Buku terbitan PT Media Pandu Bangsa ini terdiri dari lima bab. Tebalnya 180 halaman. Ia mencoba mengurai kegelisahannya atas kondisi yang ia sebut sebagai paradoks Indonesia. Pada Bab Satu, “Membangun Kesadaran Nasional”, Prabowo mengajak kita untuk sama-sama membangun kesadaran nasional bahwa kita belum menjadi bangsa dan negara yang sejahtera. “Kesadaran adalah modal utama perjuangan,” tulis Prabowo (h. 5).
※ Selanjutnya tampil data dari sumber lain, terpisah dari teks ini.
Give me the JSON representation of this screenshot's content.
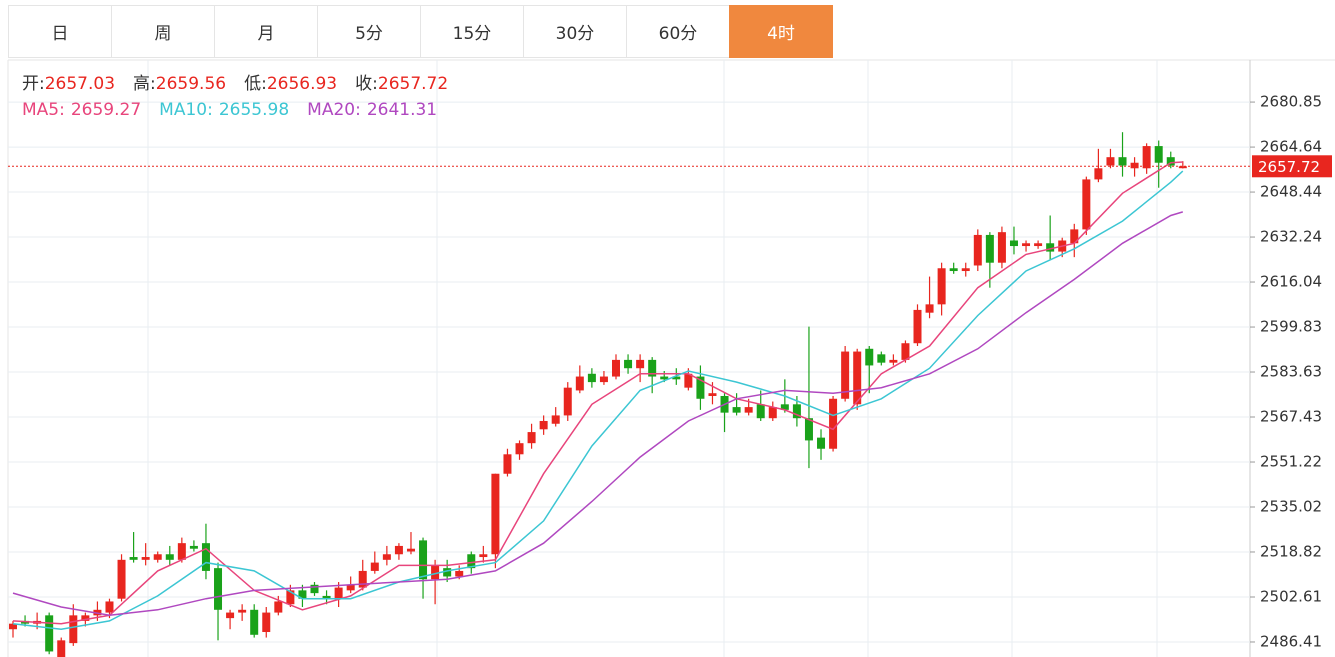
{
  "tabs": [
    "日",
    "周",
    "月",
    "5分",
    "15分",
    "30分",
    "60分",
    "4时"
  ],
  "active_tab": 7,
  "chart_data": {
    "type": "candlestick",
    "ylim": [
      2481,
      2696
    ],
    "yticks": [
      2680.85,
      2664.64,
      2648.44,
      2632.24,
      2616.04,
      2599.83,
      2583.63,
      2567.43,
      2551.22,
      2535.02,
      2518.82,
      2502.61,
      2486.41
    ],
    "ohlc_labels": [
      "开:",
      "高:",
      "低:",
      "收:"
    ],
    "up_color": "#e8261f",
    "down_color": "#1aa21a",
    "label_separator": ":",
    "ohlc": [
      [
        2491,
        2494,
        2488,
        2493
      ],
      [
        2494,
        2496,
        2492,
        2493
      ],
      [
        2493,
        2497,
        2491,
        2494
      ],
      [
        2496,
        2497,
        2482,
        2483
      ],
      [
        2481,
        2488,
        2480,
        2487
      ],
      [
        2486,
        2500,
        2485,
        2496
      ],
      [
        2494,
        2497,
        2492,
        2496
      ],
      [
        2496,
        2501,
        2494,
        2498
      ],
      [
        2497,
        2502,
        2495,
        2501
      ],
      [
        2502,
        2518,
        2501,
        2516
      ],
      [
        2517,
        2526,
        2515,
        2516
      ],
      [
        2516,
        2522,
        2514,
        2517
      ],
      [
        2516,
        2519,
        2515,
        2518
      ],
      [
        2518,
        2521,
        2514,
        2516
      ],
      [
        2516,
        2524,
        2515,
        2522
      ],
      [
        2521,
        2523,
        2519,
        2520
      ],
      [
        2522,
        2529,
        2509,
        2512
      ],
      [
        2513,
        2515,
        2487,
        2498
      ],
      [
        2495,
        2498,
        2491,
        2497
      ],
      [
        2497,
        2500,
        2494,
        2498
      ],
      [
        2498,
        2500,
        2488,
        2489
      ],
      [
        2490,
        2499,
        2488,
        2497
      ],
      [
        2497,
        2503,
        2496,
        2501
      ],
      [
        2500,
        2507,
        2499,
        2505
      ],
      [
        2505,
        2507,
        2499,
        2502
      ],
      [
        2507,
        2508,
        2503,
        2504
      ],
      [
        2503,
        2505,
        2500,
        2502
      ],
      [
        2502,
        2508,
        2499,
        2506
      ],
      [
        2505,
        2510,
        2504,
        2507
      ],
      [
        2506,
        2516,
        2505,
        2512
      ],
      [
        2512,
        2519,
        2511,
        2515
      ],
      [
        2516,
        2521,
        2514,
        2518
      ],
      [
        2518,
        2522,
        2516,
        2521
      ],
      [
        2519,
        2526,
        2518,
        2520
      ],
      [
        2523,
        2524,
        2502,
        2509
      ],
      [
        2509,
        2516,
        2500,
        2514
      ],
      [
        2513,
        2516,
        2508,
        2510
      ],
      [
        2510,
        2514,
        2509,
        2512
      ],
      [
        2518,
        2519,
        2511,
        2513
      ],
      [
        2517,
        2521,
        2515,
        2518
      ],
      [
        2518,
        2547,
        2513,
        2547
      ],
      [
        2547,
        2556,
        2546,
        2554
      ],
      [
        2554,
        2559,
        2552,
        2558
      ],
      [
        2558,
        2565,
        2556,
        2562
      ],
      [
        2563,
        2568,
        2561,
        2566
      ],
      [
        2565,
        2571,
        2564,
        2568
      ],
      [
        2568,
        2580,
        2566,
        2578
      ],
      [
        2577,
        2586,
        2576,
        2582
      ],
      [
        2583,
        2585,
        2578,
        2580
      ],
      [
        2580,
        2584,
        2579,
        2582
      ],
      [
        2582,
        2590,
        2581,
        2588
      ],
      [
        2588,
        2590,
        2583,
        2585
      ],
      [
        2585,
        2590,
        2580,
        2588
      ],
      [
        2588,
        2589,
        2576,
        2582
      ],
      [
        2582,
        2584,
        2580,
        2581
      ],
      [
        2582,
        2585,
        2579,
        2581
      ],
      [
        2578,
        2585,
        2577,
        2583
      ],
      [
        2582,
        2586,
        2570,
        2574
      ],
      [
        2575,
        2580,
        2572,
        2576
      ],
      [
        2575,
        2576,
        2562,
        2569
      ],
      [
        2571,
        2576,
        2568,
        2569
      ],
      [
        2569,
        2574,
        2568,
        2571
      ],
      [
        2572,
        2577,
        2566,
        2567
      ],
      [
        2567,
        2573,
        2566,
        2571
      ],
      [
        2572,
        2581,
        2569,
        2570
      ],
      [
        2572,
        2575,
        2564,
        2567
      ],
      [
        2567,
        2600,
        2549,
        2559
      ],
      [
        2560,
        2563,
        2552,
        2556
      ],
      [
        2556,
        2575,
        2555,
        2574
      ],
      [
        2574,
        2593,
        2573,
        2591
      ],
      [
        2572,
        2592,
        2570,
        2591
      ],
      [
        2592,
        2593,
        2576,
        2586
      ],
      [
        2590,
        2591,
        2586,
        2587
      ],
      [
        2587,
        2590,
        2586,
        2588
      ],
      [
        2588,
        2595,
        2587,
        2594
      ],
      [
        2594,
        2608,
        2593,
        2606
      ],
      [
        2605,
        2618,
        2603,
        2608
      ],
      [
        2608,
        2623,
        2604,
        2621
      ],
      [
        2621,
        2623,
        2619,
        2620
      ],
      [
        2620,
        2623,
        2618,
        2621
      ],
      [
        2622,
        2635,
        2620,
        2633
      ],
      [
        2633,
        2634,
        2614,
        2623
      ],
      [
        2623,
        2636,
        2621,
        2634
      ],
      [
        2631,
        2636,
        2626,
        2629
      ],
      [
        2629,
        2631,
        2627,
        2630
      ],
      [
        2629,
        2631,
        2628,
        2630
      ],
      [
        2630,
        2640,
        2624,
        2627
      ],
      [
        2627,
        2632,
        2625,
        2631
      ],
      [
        2630,
        2637,
        2625,
        2635
      ],
      [
        2635,
        2654,
        2633,
        2653
      ],
      [
        2653,
        2664,
        2652,
        2657
      ],
      [
        2658,
        2664,
        2657,
        2661
      ],
      [
        2661,
        2670,
        2654,
        2658
      ],
      [
        2657,
        2661,
        2654,
        2659
      ],
      [
        2657,
        2666,
        2655,
        2665
      ],
      [
        2665,
        2667,
        2650,
        2659
      ],
      [
        2661,
        2663,
        2657,
        2658
      ],
      [
        2657.03,
        2659.56,
        2656.93,
        2657.72
      ]
    ],
    "series": [
      {
        "name": "MA5",
        "color": "#e8457c",
        "x": [
          0,
          4,
          8,
          12,
          16,
          20,
          24,
          28,
          32,
          36,
          40,
          44,
          48,
          52,
          56,
          60,
          64,
          68,
          72,
          76,
          80,
          84,
          88,
          92,
          96,
          97
        ],
        "values": [
          2494,
          2493,
          2496,
          2512,
          2520,
          2505,
          2498,
          2503,
          2514,
          2514,
          2516,
          2547,
          2572,
          2583,
          2583,
          2574,
          2570,
          2563,
          2583,
          2593,
          2614,
          2626,
          2630,
          2648,
          2659,
          2659.27
        ]
      },
      {
        "name": "MA10",
        "color": "#3cc6d3",
        "x": [
          0,
          4,
          8,
          12,
          16,
          20,
          24,
          28,
          32,
          36,
          40,
          44,
          48,
          52,
          56,
          60,
          64,
          68,
          72,
          76,
          80,
          84,
          88,
          92,
          96,
          97
        ],
        "values": [
          2493,
          2491,
          2494,
          2503,
          2515,
          2512,
          2502,
          2502,
          2508,
          2512,
          2515,
          2530,
          2557,
          2577,
          2584,
          2580,
          2575,
          2568,
          2574,
          2585,
          2604,
          2620,
          2628,
          2638,
          2652,
          2655.98
        ]
      },
      {
        "name": "MA20",
        "color": "#b048c0",
        "x": [
          0,
          4,
          8,
          12,
          16,
          20,
          24,
          28,
          32,
          36,
          40,
          44,
          48,
          52,
          56,
          60,
          64,
          68,
          72,
          76,
          80,
          84,
          88,
          92,
          96,
          97
        ],
        "values": [
          2504,
          2499,
          2496,
          2498,
          2502,
          2505,
          2506,
          2507,
          2508,
          2509,
          2512,
          2522,
          2537,
          2553,
          2566,
          2574,
          2577,
          2576,
          2578,
          2583,
          2592,
          2605,
          2617,
          2630,
          2640,
          2641.31
        ]
      }
    ]
  }
}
Kesadaran apa yang Prabowo maksud? Pertama, kesadaran bahwa sistem ekonomi dan demokrasi Pancasila merupakan pilihan terbaik untuk mencapai cita-cita kemerdekaan Indonesia. Kedua, sistem ekonomi yang saat ini sedang kita jalankan tidak sesuai dengan apa yang digariskan UUD 1945 yang asli, yaitu UUD 1945 versi 18 Agustus 1945. Ketiga, perjuangan untuk mewujudkan ekonomi Pancasila harus ditempuh dengan jalan politik (h. 11-12).

Bangsa Indonesia, khususnya generasi muda, tidak boleh membenci politik. Bagaimana pun politik merupakan alat perjuangan untuk mewujudkan keadilan, kemakmuran dan kesejahteraan.

Oleh karena itu, setiap warga negara harus mendapatkan pendidikan politik yang memadai. Ini modal utama demi terciptanya masyarakat yang mengerti dan berkesadaran tentang jati dirinya sebagai bangsa dan negara besar. Prabowo memulai dengan suatu cita-cita idealistis berupa gagasan dan keyakinan, sebelum melangkah ke palagan selanjutnya.

“Hanya dengan pendidikan politik dapat terwujud suatu kesadaran bersama. Dengan kesadaran bersama, kita dapat  turut serta dalam perjuangan besar dan perjuangan panjang mewujudkan cita-cita kemerdekaan Indonesia: Rakyat yang adil dan makmur,” tulis Prabowo (h. 15).

Arah dari tumbuhnya kesadaran di atas adalah terciptanya pemerataan ekonomi. Sebab, di Indonesia, kekayaan Indonesia belum terdistribusi secara rata dan berkeadilan. Hanya kalangan elite tertentu saja yang menikmati.

Menurut Prabowo Subianto, ketidakadilan ekonomi sudah terlalu parah. “Bahkan baru-baru ada yang menghitung, harta kekayaan dari empat orang terkaya di Indonesia ternyata lebih besar dari 100 juta orang termiskin di Indonesia,” tulis Prabowo mengutip data OXFAM dan INFID, 2017 (h. 74). Jumlah mereka memang kecil, tapi menguasai perekonomian negara. Alhasil, kaum elite tersebut bisa dengan mudah menentukan berbagai aspek kehidupan kita berbangsa dan bernegara.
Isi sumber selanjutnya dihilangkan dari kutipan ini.